[html4all] some reflections on @alt usage
Jason White
jason at jasonjgw.net
Tue Apr 29 03:36:21 PDT 2008
On Tue, Apr 29, 2008 at 06:00:31AM -0400, Vlad Alexander wrote:
> And that will not change until major Web browsers will begin to report
> invalid markup to the users in some way. There is no incentive for tool
> vendors to generate standards-compliant markup if it gets treated by Web
> browsers the same as tag soup. In fact, HTML 5 will make the problem even
> worse. HTML 5 will help Web browsers parse tag soup better which will then
> provide less incentive for authors and tool vendors to author Web pages to
> specification and thus creating more tag soup on the Web.
Another way of thinking about this is that tag soup thereby becomes part of
the standard. If the error handling is specified, this means that user agents
have to treat "invalid" markup as the spec dictates, which processing can then
be relied on by authors and authoring tools.
This is why I suggested in an earlier contribution that the @alt discussion is
ultimately a question of what markup validators should treat as acceptable.
These days we have accessibility validators as well as markup validators - I
think we need general "good practice" validators (lint for HTML, CSS, etc.), -
but irrespective of this, it is important to realize just how narrow the
issues are which have inspired so much discussion recently.
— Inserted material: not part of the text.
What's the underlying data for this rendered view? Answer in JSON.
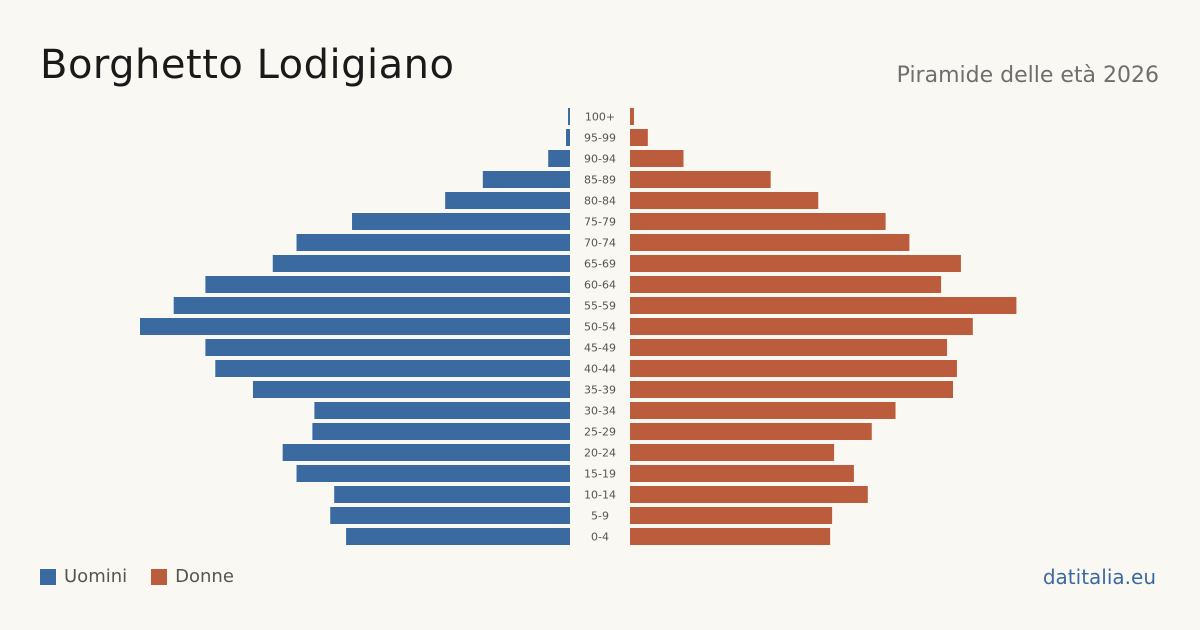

If you accept the premise of HTML 5 that user agents should parse and handle
broken markup in predictable, specified ways, then the question inevitably
arises as to how missing @alt should be treated. Note that this question
occurs, under the assumptions of HTML 5, regardless of whether the spec goes
on to assert that missing @alt is syntactically incorrect. The only practical
effect of declaring it as syntactically ill-formed, would be to determine what
validating parsers accept.
In the end, I think the answer matters, but not much. That is, there are so
many accessibility-related checks that can be performed, but which go beyond
what a markup validator (even under HTML 4) is required to test, that in order
to produce quality content, any authoring tool will have to implement much
more extensive validation than is required by the HTML spec. This being the
case, I doubt that it makes much practical difference whether @alt is
mandatory or optional in the grammar, given that if it is missing, error
handling will have to be specified (or left for implementations to define),
and any worthwhile validator that checks content for accessibility,
internationalization, or other desirable practices will have to go beyond
syntactic well-formedness testing anyway.